600-acre development in Southeast Raleigh could bring grocery store, homes, restaurants

The land along New Hope Road and Rock Quarry Road was cleared 10 years in preparation for a 600-acre project that didn’t materialize. Developers are hoping to reinvent the project.
The land along New Hope Road and Rock Quarry Road was cleared 10 years in preparation for a 600-acre project that didn’t materialize. Developers are hoping to reinvent the project.

Long-dormant plans for a sprawling golf community that would have redefined Southeast Raleigh are being resurrected without the links, possibly replaced by a grocery store, restaurants and shops in addition to single-family homes and a park.

“It could be a game-changer for a lot of people,” said Lee Weaver, co-chairman of the Southeast Citizens Advisory Committee. “The southeast part of Raleigh will be changed forever.”

A decade ago, the Olde Towne development on 600 acres in the far southeast corner of the city promised to revitalize an economically depressed area. But it fell victim to the recession and slipped into foreclosure, leaving behind land that had already been cleared for construction.

Back then the city’s focus was on shifting more of the growth to the southeast, and this project at the intersection of Rock Quarry and New Hope roads would have brought 2,400 townhouses ranging from $140,000 to $500,000, with an 18-hole golf course and 360,000 square feet of retail about six miles from downtown.

The reinvented project is being spurred by PNC Bank, which now owns most of the land. PNC wants to eliminate the current requirement in the project’s mixed-use master plan for a private golf course in the residential portion of Olde Towne, spokeswoman Diane Zappas explained in an email.

Golf course hampering project

The bank will have to convince the city to rezone the area so the residential development can proceed with a variety of housing without the expense of maintaining a private golf course, she said.

PNC will propose zoning that would allow a park with multi-purpose fields and a greenway and other public amenities for both Olde Towne residents and the surrounding community. It would also allow a range of types and styles of housing.

A commercial real estate and government regulation attorney in Raleigh has told neighborhood groups that a grocery store, restaurants and retail could be included, according to those who attended the meetings. PNC doesn’t own the land where stores and offices are likely to go.

Ulysses J. Lane, a co-chairman of the Southeast Citizens Advisory Council, says PNC representatives have been reaching out to the community over the past year. He said they have mentioned including affordable housing and plans for a new park, and asked what kind of stores residents would like.

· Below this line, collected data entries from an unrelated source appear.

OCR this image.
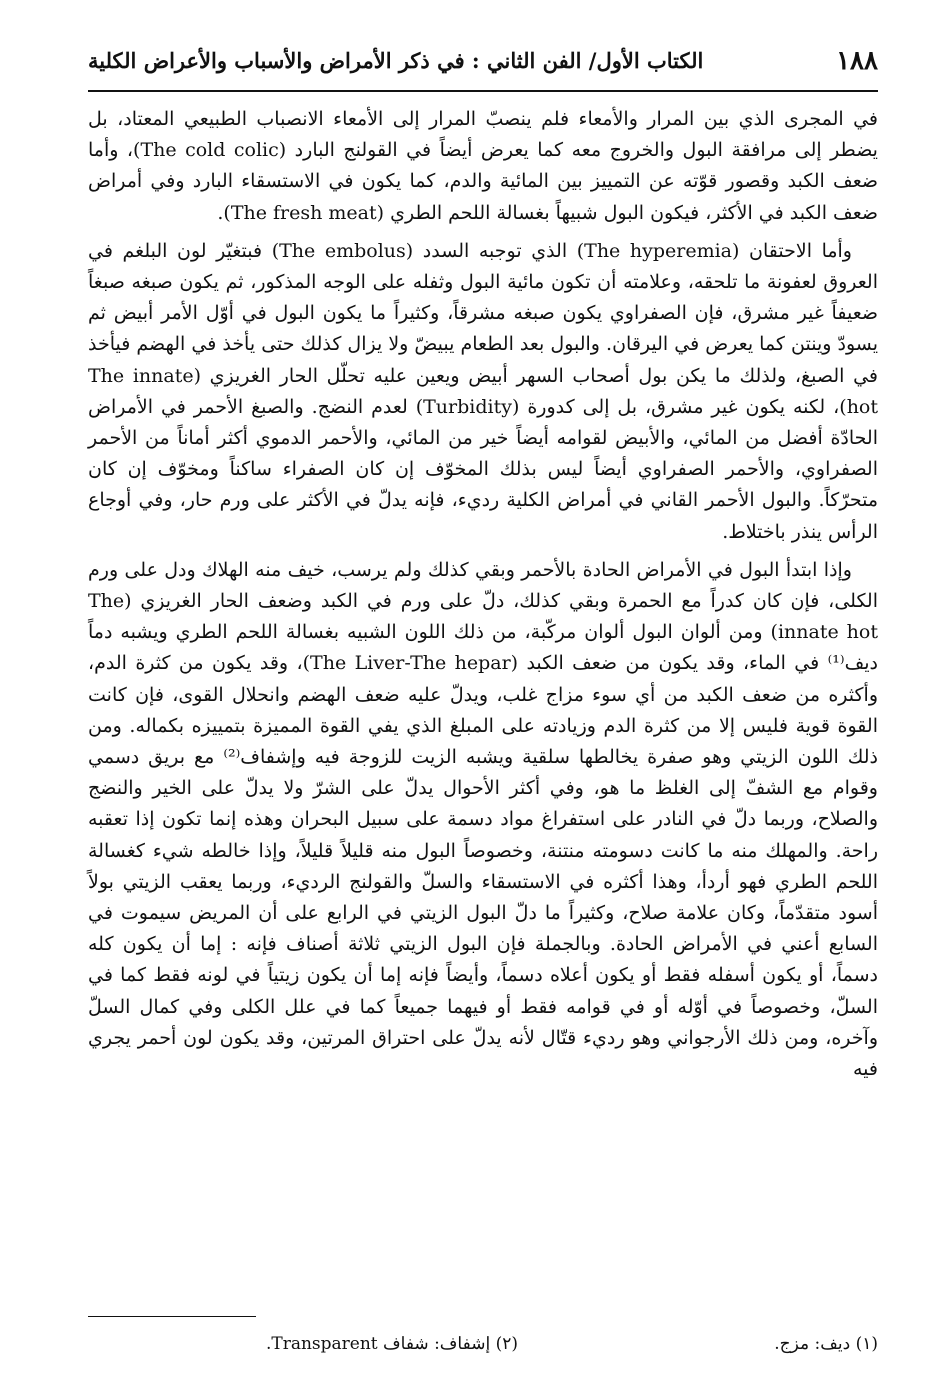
١٨٨
الكتاب الأول/ الفن الثاني : في ذكر الأمراض والأسباب والأعراض الكلية

في المجرى الذي بين المرار والأمعاء فلم ينصبّ المرار إلى الأمعاء الانصباب الطبيعي المعتاد، بل يضطر إلى مرافقة البول والخروج معه كما يعرض أيضاً في القولنج البارد (The cold colic)، وأما ضعف الكبد وقصور قوّته عن التمييز بين المائية والدم، كما يكون في الاستسقاء البارد وفي أمراض ضعف الكبد في الأكثر، فيكون البول شبيهاً بغسالة اللحم الطري (The fresh meat).

وأما الاحتقان (The hyperemia) الذي توجبه السدد (The embolus) فبتغيّر لون البلغم في العروق لعفونة ما تلحقه، وعلامته أن تكون مائية البول وثفله على الوجه المذكور، ثم يكون صبغه صبغاً ضعيفاً غير مشرق، فإن الصفراوي يكون صبغه مشرقاً، وكثيراً ما يكون البول في أوّل الأمر أبيض ثم يسودّ وينتن كما يعرض في اليرقان. والبول بعد الطعام يبيضّ ولا يزال كذلك حتى يأخذ في الهضم فيأخذ في الصبغ، ولذلك ما يكن بول أصحاب السهر أبيض ويعين عليه تحلّل الحار الغريزي (The innate hot)، لكنه يكون غير مشرق، بل إلى كدورة (Turbidity) لعدم النضج. والصبغ الأحمر في الأمراض الحادّة أفضل من المائي، والأبيض لقوامه أيضاً خير من المائي، والأحمر الدموي أكثر أماناً من الأحمر الصفراوي، والأحمر الصفراوي أيضاً ليس بذلك المخوّف إن كان الصفراء ساكناً ومخوّف إن كان متحرّكاً. والبول الأحمر القاني في أمراض الكلية رديء، فإنه يدلّ في الأكثر على ورم حار، وفي أوجاع الرأس ينذر باختلاط.

وإذا ابتدأ البول في الأمراض الحادة بالأحمر وبقي كذلك ولم يرسب، خيف منه الهلاك ودل على ورم الكلى، فإن كان كدراً مع الحمرة وبقي كذلك، دلّ على ورم في الكبد وضعف الحار الغريزي (The innate hot) ومن ألوان البول ألوان مركّبة، من ذلك اللون الشبيه بغسالة اللحم الطري ويشبه دماً ديف⁽¹⁾ في الماء، وقد يكون من ضعف الكبد (The Liver-The hepar)، وقد يكون من كثرة الدم، وأكثره من ضعف الكبد من أي سوء مزاج غلب، ويدلّ عليه ضعف الهضم وانحلال القوى، فإن كانت القوة قوية فليس إلا من كثرة الدم وزيادته على المبلغ الذي يفي القوة المميزة بتمييزه بكماله. ومن ذلك اللون الزيتي وهو صفرة يخالطها سلقية ويشبه الزيت للزوجة فيه وإشفاف⁽²⁾ مع بريق دسمي وقوام مع الشفّ إلى الغلظ ما هو، وفي أكثر الأحوال يدلّ على الشرّ ولا يدلّ على الخير والنضج والصلاح، وربما دلّ في النادر على استفراغ مواد دسمة على سبيل البحران وهذه إنما تكون إذا تعقبه راحة. والمهلك منه ما كانت دسومته منتنة، وخصوصاً البول منه قليلاً قليلاً، وإذا خالطه شيء كغسالة اللحم الطري فهو أردأ، وهذا أكثره في الاستسقاء والسلّ والقولنج الرديء، وربما يعقب الزيتي بولاً أسود متقدّماً، وكان علامة صلاح، وكثيراً ما دلّ البول الزيتي في الرابع على أن المريض سيموت في السابع أعني في الأمراض الحادة. وبالجملة فإن البول الزيتي ثلاثة أصناف فإنه : إما أن يكون كله دسماً، أو يكون أسفله فقط أو يكون أعلاه دسماً، وأيضاً فإنه إما أن يكون زيتياً في لونه فقط كما في السلّ، وخصوصاً في أوّله أو في قوامه فقط أو فيهما جميعاً كما في علل الكلى وفي كمال السلّ وآخره، ومن ذلك الأرجواني وهو رديء قتّال لأنه يدلّ على احتراق المرتين، وقد يكون لون أحمر يجري فيه

(١) ديف: مزج.
(٢) إشفاف: شفاف Transparent.
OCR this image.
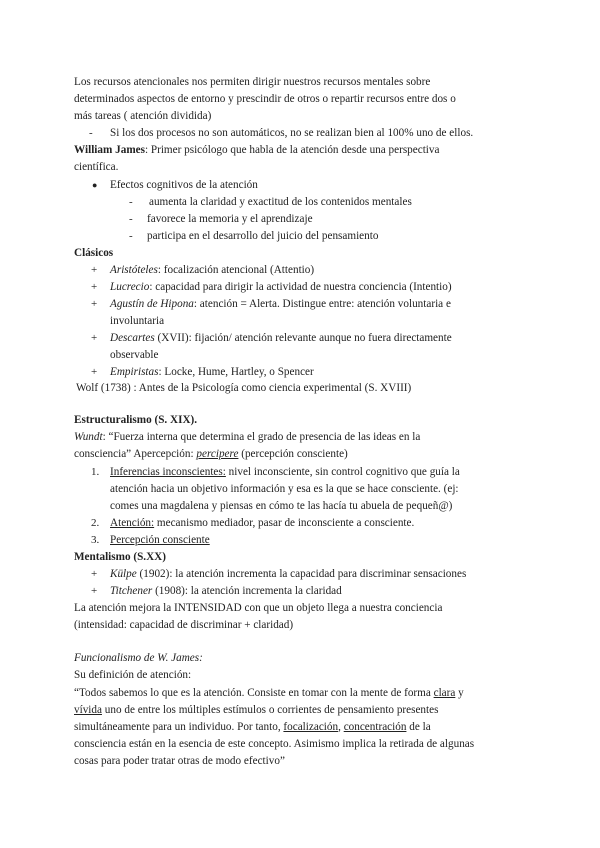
Los recursos atencionales nos permiten dirigir nuestros recursos mentales sobre
determinados aspectos de entorno y prescindir de otros o repartir recursos entre dos o
más tareas ( atención dividida)
- Si los dos procesos no son automáticos, no se realizan bien al 100% uno de ellos.
William James: Primer psicólogo que habla de la atención desde una perspectiva
científica.
● Efectos cognitivos de la atención
- aumenta la claridad y exactitud de los contenidos mentales
- favorece la memoria y el aprendizaje
- participa en el desarrollo del juicio del pensamiento
Clásicos
+ Aristóteles: focalización atencional (Attentio)
+ Lucrecio: capacidad para dirigir la actividad de nuestra conciencia (Intentio)
+ Agustín de Hipona: atención = Alerta. Distingue entre: atención voluntaria e
involuntaria
+ Descartes (XVII): fijación/ atención relevante aunque no fuera directamente
observable
+ Empiristas: Locke, Hume, Hartley, o Spencer
Wolf (1738) : Antes de la Psicología como ciencia experimental (S. XVIII)
Estructuralismo (S. XIX).
Wundt: “Fuerza interna que determina el grado de presencia de las ideas en la
consciencia” Apercepción: percipere (percepción consciente)
1. Inferencias inconscientes: nivel inconsciente, sin control cognitivo que guía la
atención hacia un objetivo información y esa es la que se hace consciente. (ej:
comes una magdalena y piensas en cómo te las hacía tu abuela de pequeñ@)
2. Atención: mecanismo mediador, pasar de inconsciente a consciente.
3. Percepción consciente
Mentalismo (S.XX)
+ Külpe (1902): la atención incrementa la capacidad para discriminar sensaciones
+ Titchener (1908): la atención incrementa la claridad
La atención mejora la INTENSIDAD con que un objeto llega a nuestra conciencia
(intensidad: capacidad de discriminar + claridad)
Funcionalismo de W. James:
Su definición de atención:
“Todos sabemos lo que es la atención. Consiste en tomar con la mente de forma clara y
vívida uno de entre los múltiples estímulos o corrientes de pensamiento presentes
simultáneamente para un individuo. Por tanto, focalización, concentración de la
consciencia están en la esencia de este concepto. Asimismo implica la retirada de algunas
cosas para poder tratar otras de modo efectivo”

“They have been coordinating very well,” Lane said of PNC. “They have been saying all the magic words.”

Southeast Raleigh has been trying to find its footing since a planned Walmart project in 2008 never materialized. Developers are building large residential projects there, but residents are wary of increasing congestion, traffic accidents and higher housing prices without improving the economy of the area with commercial development and jobs.

There is little in the way of business activity currently along that stretch of Rock Quarry. There’s a Dollar General Store in a small commercial strip along with warehouses and a smattering of “land for sale” signs around the wooded countryside that is Olde Raleigh.

Drawing some of the building activity is the Outer Loop extension of N.C.-540 from Apex to Knightdale, which eventually will entail an interchange with Rock Quarry Road.

Neighbors gave feedback

“That corner is going to be packed, eventually,” Weaver said of the New Hope and Rock Quarry intersection. “It’s good land.”

City Councilman Corey Branch, who represents that area, said Olde Towne would likely spur road improvements to be made sooner than they would otherwise.

“I see this as a positive,” Branch said.

Weaver said residents gave their feedback to the owners at a meeting earlier this month, and hope their input will be considered. The advisory council will take a vote on it on March 8.

“Potentially, this could be a real good thing,” Weaver said. “But we have learned over the years not to go with first instinct or even second, because what’s presented is not always the end result. Sometimes good intentions have a way of going to the left very quickly.”